The trouble with "top 10" lists



From an email to a friend:
I believe we’ve talked about the silliness of top ten lists and the like. Musical accomplishment is too multidimensional to admit of any sensible linear ordering.

This list of trumpeters illustrates the problem nicely. All 10 are excellent and each has a permanent place in the history of jazz. But the ordering is somewhat arbitrary. I’m sure the guy who did the list could justify it. Heck, I could justify it if it came to that. But why should it come to that?

I rather suspect that Armstrong is first in the list because he was the first major trumpet soloist in jazz. But it’s not like being older than the others is some kind of personal or artistic accomplishment. It just happened. If you set that aside and think of whatever the hell the dimensions of artistic excellence are, it’s not clear to me that he belongs first.

But being first does have one very important effect: You get to influence everyone else. What does that have to do with excellence, however? And THAT’s a real question, for which I can’t offer an easy answer. It’s certainly important in the evolution of the system. Still, it seems to me that excellence is one thing, temporal priority another.

I could see perhaps dividing the list in two, with Armstrong, Gillespie, and Davis in one group and the rest in another group. I might almost be willing to take a crack at justifying that. But not much more.

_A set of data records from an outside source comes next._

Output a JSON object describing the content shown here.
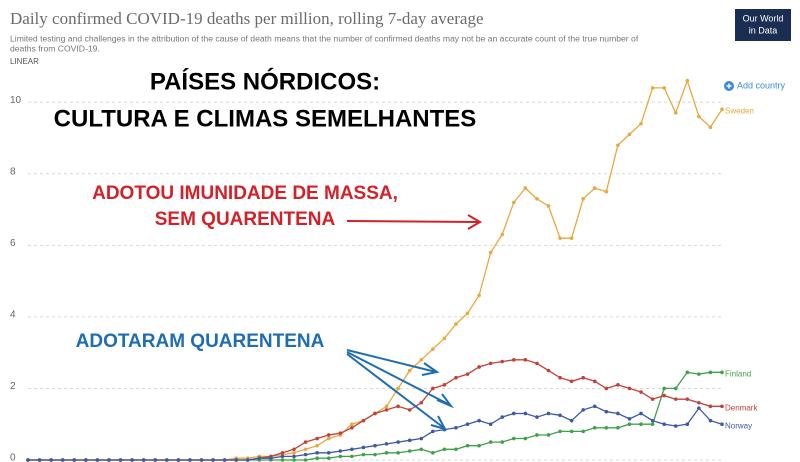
{
  "chart_data": {
    "type": "line",
    "title": "Daily confirmed COVID-19 deaths per million, rolling 7-day average",
    "subtitle": [
      "Limited testing and challenges in the attribution of the cause of death means that the number of confirmed deaths may not be an accurate count of the true number of",
      "deaths from COVID-19."
    ],
    "scale_label": "LINEAR",
    "logo": [
      "Our World",
      "in Data"
    ],
    "button": "Add country",
    "annotations": [
      {
        "text": [
          "PAÍSES NÓRDICOS:",
          "CULTURA E CLIMAS SEMELHANTES"
        ],
        "color": "#000000"
      },
      {
        "text": [
          "ADOTOU IMUNIDADE DE MASSA,",
          "SEM QUARENTENA"
        ],
        "color": "#d42027"
      },
      {
        "text": [
          "ADOTARAM QUARENTENA"
        ],
        "color": "#1f6db3"
      }
    ],
    "categories": [
      null,
      null,
      null,
      null,
      null,
      null,
      null,
      null,
      null,
      null,
      null,
      null,
      null,
      null,
      null,
      null,
      null,
      null,
      null,
      null,
      null,
      null,
      null,
      null,
      null,
      null,
      null,
      null,
      null,
      null,
      null,
      null,
      null,
      null,
      null,
      null,
      null,
      null,
      null,
      null,
      null,
      null,
      null,
      null,
      null,
      null,
      null,
      null,
      null,
      null,
      null,
      null,
      null,
      null,
      null,
      null,
      null,
      null,
      null,
      null,
      null
    ],
    "series": [
      {
        "name": "Sweden",
        "color": "#e8a83e",
        "values": [
          0,
          0,
          0,
          0,
          0,
          0,
          0,
          0,
          0,
          0,
          0,
          0,
          0,
          0,
          0,
          0,
          0,
          0,
          0.05,
          0.05,
          0.1,
          0.1,
          0.15,
          0.2,
          0.3,
          0.4,
          0.6,
          0.7,
          1.0,
          1.1,
          1.3,
          1.5,
          2.0,
          2.5,
          2.8,
          3.1,
          3.4,
          3.8,
          4.1,
          4.6,
          5.8,
          6.3,
          7.2,
          7.6,
          7.3,
          7.1,
          6.2,
          6.2,
          7.3,
          7.6,
          7.5,
          8.8,
          9.1,
          9.4,
          10.4,
          10.4,
          9.7,
          10.6,
          9.6,
          9.3,
          9.8
        ]
      },
      {
        "name": "Finland",
        "color": "#3fa24b",
        "values": [
          0,
          0,
          0,
          0,
          0,
          0,
          0,
          0,
          0,
          0,
          0,
          0,
          0,
          0,
          0,
          0,
          0,
          0,
          0,
          0,
          0,
          0,
          0,
          0,
          0,
          0.05,
          0.05,
          0.1,
          0.1,
          0.15,
          0.15,
          0.2,
          0.2,
          0.25,
          0.3,
          0.2,
          0.3,
          0.3,
          0.4,
          0.4,
          0.5,
          0.5,
          0.6,
          0.6,
          0.7,
          0.7,
          0.8,
          0.8,
          0.8,
          0.9,
          0.9,
          0.9,
          1.0,
          1.0,
          1.0,
          2.0,
          2.0,
          2.45,
          2.4,
          2.45,
          2.45
        ]
      },
      {
        "name": "Denmark",
        "color": "#c4403a",
        "values": [
          0,
          0,
          0,
          0,
          0,
          0,
          0,
          0,
          0,
          0,
          0,
          0,
          0,
          0,
          0,
          0,
          0,
          0,
          0,
          0,
          0.05,
          0.1,
          0.2,
          0.3,
          0.5,
          0.6,
          0.7,
          0.75,
          0.9,
          1.1,
          1.3,
          1.4,
          1.5,
          1.4,
          1.6,
          2.0,
          2.1,
          2.3,
          2.4,
          2.6,
          2.7,
          2.75,
          2.8,
          2.8,
          2.7,
          2.5,
          2.3,
          2.2,
          2.3,
          2.2,
          2.0,
          2.1,
          2.0,
          1.9,
          1.7,
          1.8,
          1.7,
          1.7,
          1.6,
          1.5,
          1.5
        ]
      },
      {
        "name": "Norway",
        "color": "#3d5aa6",
        "values": [
          0,
          0,
          0,
          0,
          0,
          0,
          0,
          0,
          0,
          0,
          0,
          0,
          0,
          0,
          0,
          0,
          0,
          0,
          0,
          0,
          0.05,
          0.05,
          0.1,
          0.1,
          0.15,
          0.2,
          0.2,
          0.25,
          0.3,
          0.35,
          0.4,
          0.45,
          0.5,
          0.55,
          0.6,
          0.8,
          0.85,
          0.9,
          1.0,
          1.1,
          1.0,
          1.2,
          1.3,
          1.3,
          1.2,
          1.3,
          1.25,
          1.1,
          1.4,
          1.5,
          1.35,
          1.3,
          1.15,
          1.3,
          1.1,
          1.0,
          0.95,
          1.0,
          1.45,
          1.1,
          1.0
        ]
      }
    ],
    "ylim": [
      0,
      10.9
    ],
    "yticks": [
      0,
      2,
      4,
      6,
      8,
      10
    ],
    "grid": true
  }
}
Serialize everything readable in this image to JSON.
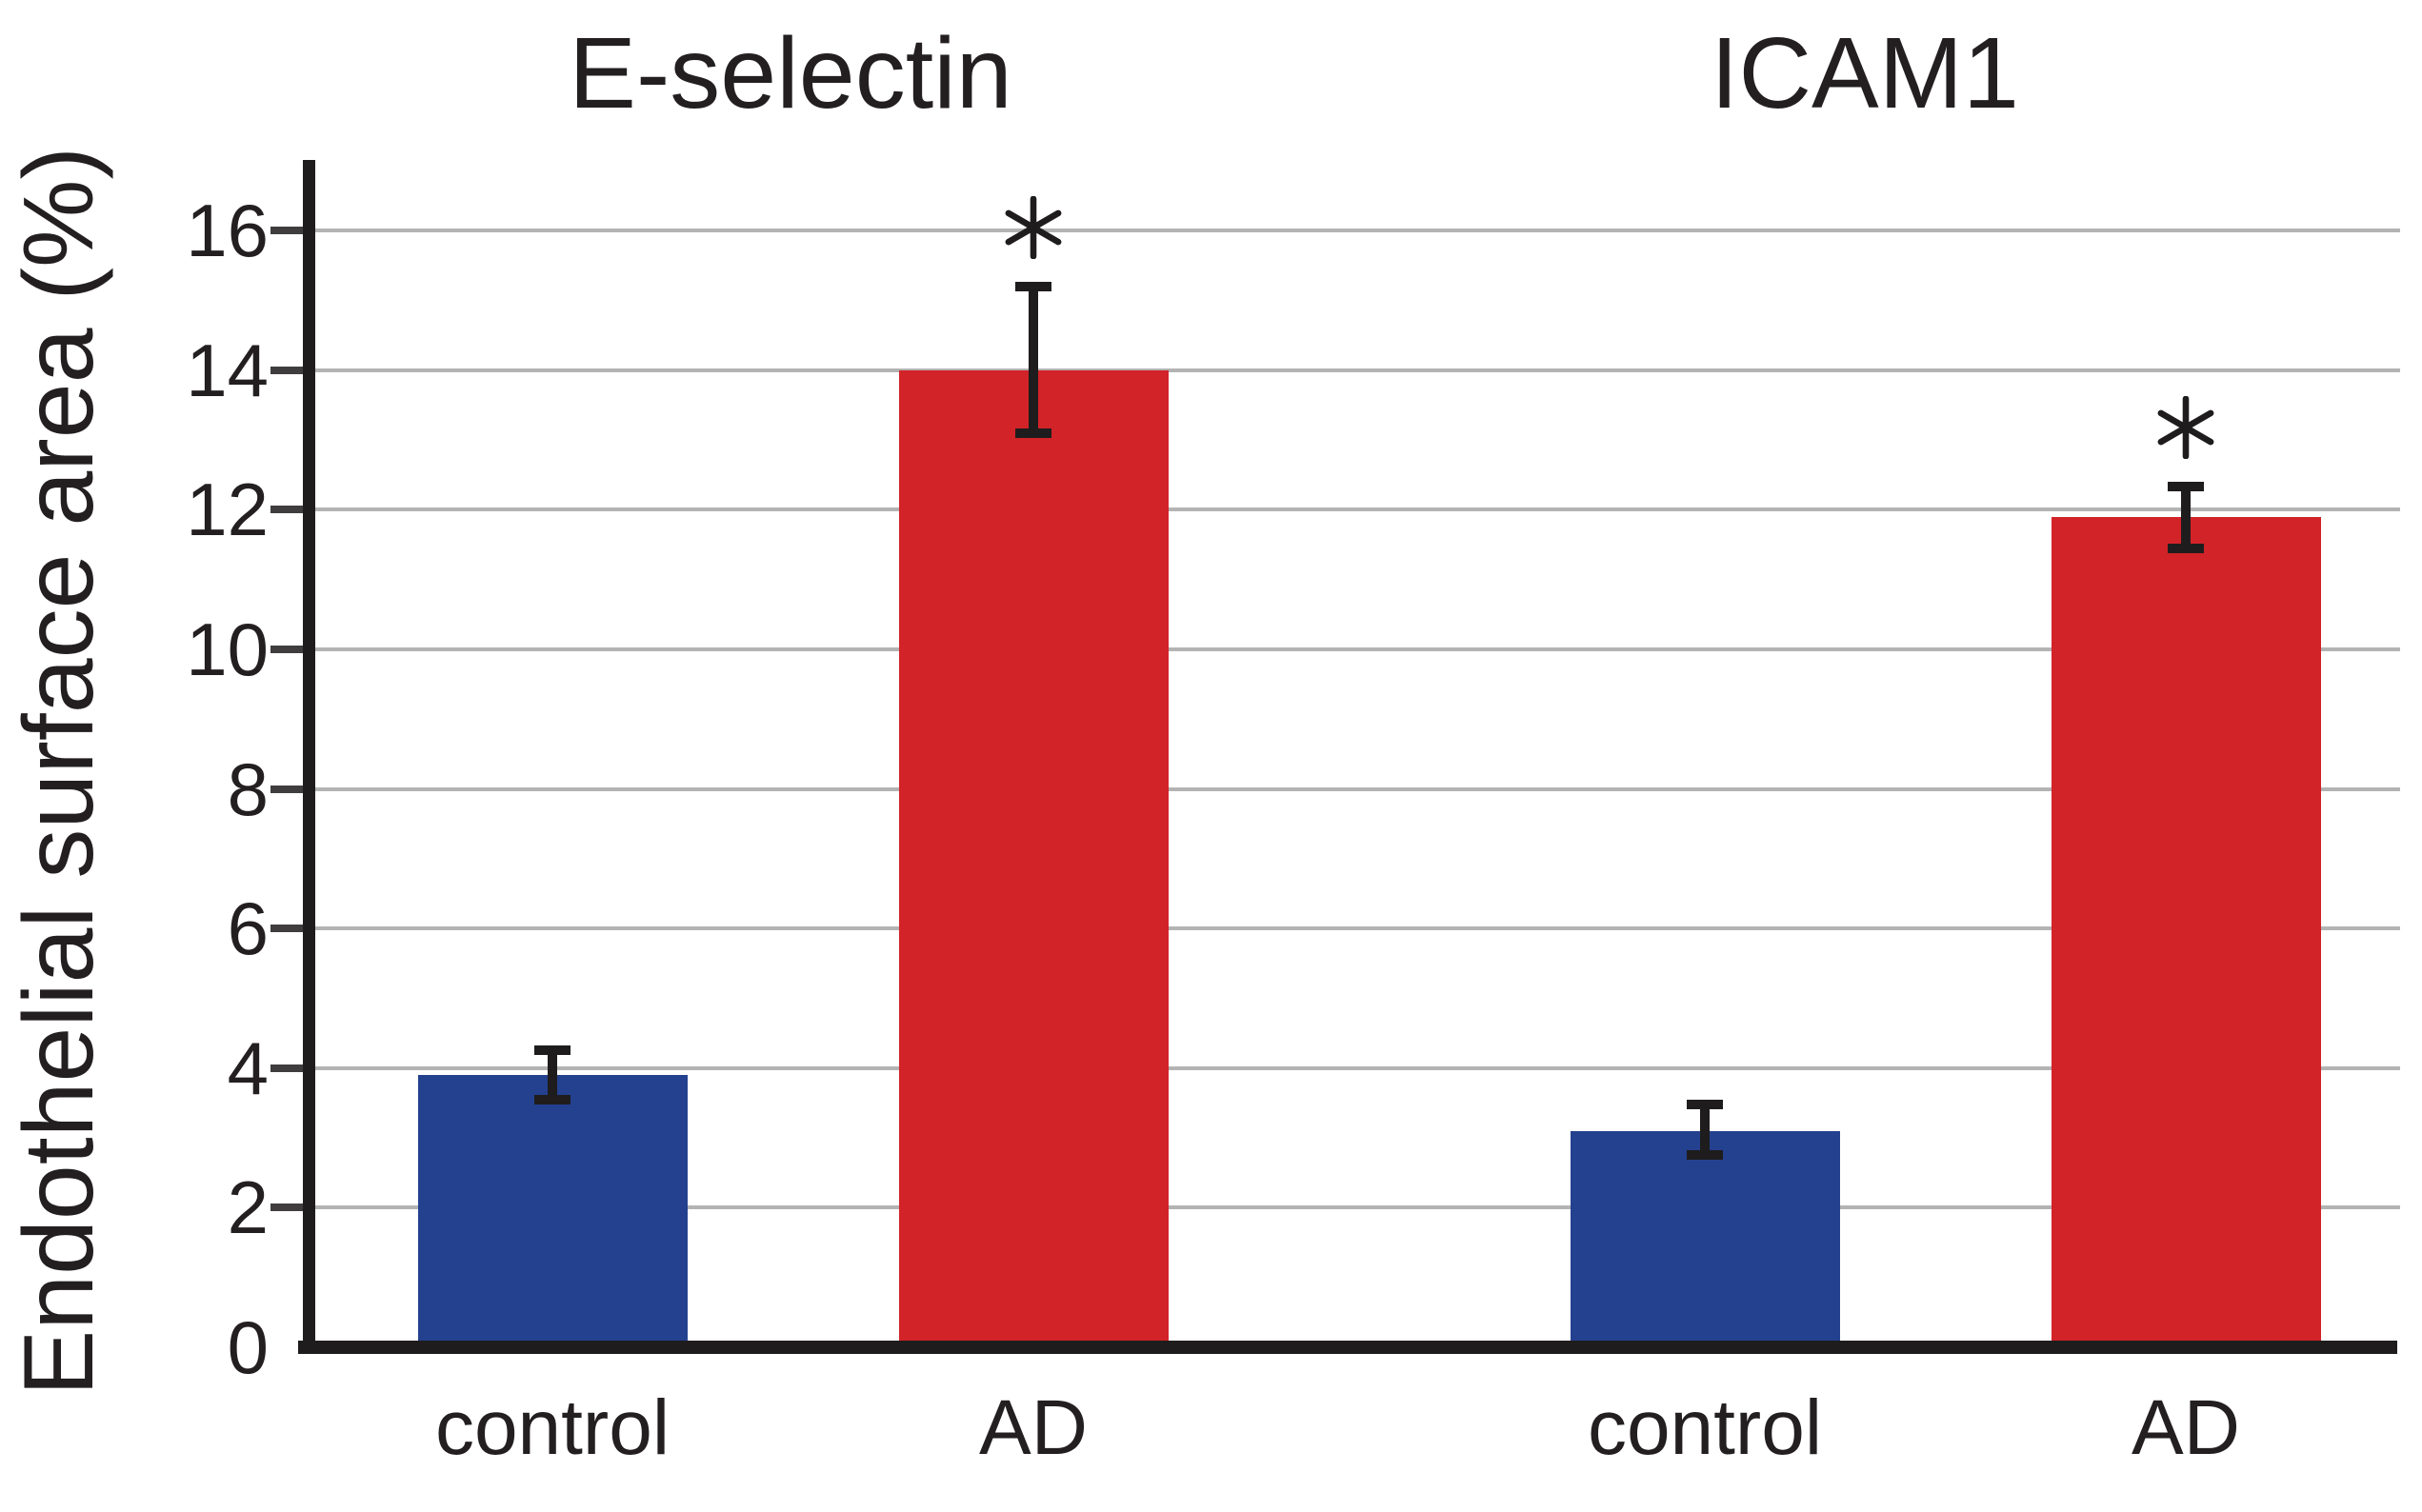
{
  "figure": {
    "y_axis_label": "Endothelial surface area (%)",
    "significance_marker": "*",
    "colors": {
      "control_bar": "#24418f",
      "ad_bar": "#d22328",
      "gridline": "#b3b3b3",
      "axis": "#1e1c1d",
      "text": "#231f20"
    }
  },
  "chart_data": {
    "type": "bar",
    "title": "",
    "xlabel": "",
    "ylabel": "Endothelial surface area (%)",
    "ylim": [
      0,
      17
    ],
    "yticks": [
      0,
      2,
      4,
      6,
      8,
      10,
      12,
      14,
      16
    ],
    "grid": true,
    "legend_position": "none",
    "groups": [
      {
        "title": "E-selectin",
        "bars": [
          {
            "label": "control",
            "series": "control",
            "value": 3.9,
            "error_up": 0.35,
            "error_down": 0.35,
            "color": "#24418f",
            "significant": false
          },
          {
            "label": "AD",
            "series": "AD",
            "value": 14.0,
            "error_up": 1.2,
            "error_down": 0.9,
            "color": "#d22328",
            "significant": true
          }
        ]
      },
      {
        "title": "ICAM1",
        "bars": [
          {
            "label": "control",
            "series": "control",
            "value": 3.1,
            "error_up": 0.38,
            "error_down": 0.34,
            "color": "#24418f",
            "significant": false
          },
          {
            "label": "AD",
            "series": "AD",
            "value": 11.9,
            "error_up": 0.43,
            "error_down": 0.45,
            "color": "#d22328",
            "significant": true
          }
        ]
      }
    ]
  }
}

And even then, what about Beiderbecke, who’s 9th on the list, I believe. He had a distinctly different style from the others, a simpler and more lyric style. That’s worth something. Alas, he died young, perhaps if he’d lived to 40 or 50 or, who knows, 70, he might have accomplished a lot more. But then Clifford Brown died in a car crash in his mid-20s, Fats Navarro didn’t make it to 30 (TB and heroin), and Lee Morgan was shot by his girlfriend in his mid-30s. There’s a lot of “if only this or that did or didn’t happen” in this world. Are we to take that into account? It seems to me that if you’re at the point where you’re trying to wrestle with that, you’re probably trying for more precision than is sensible.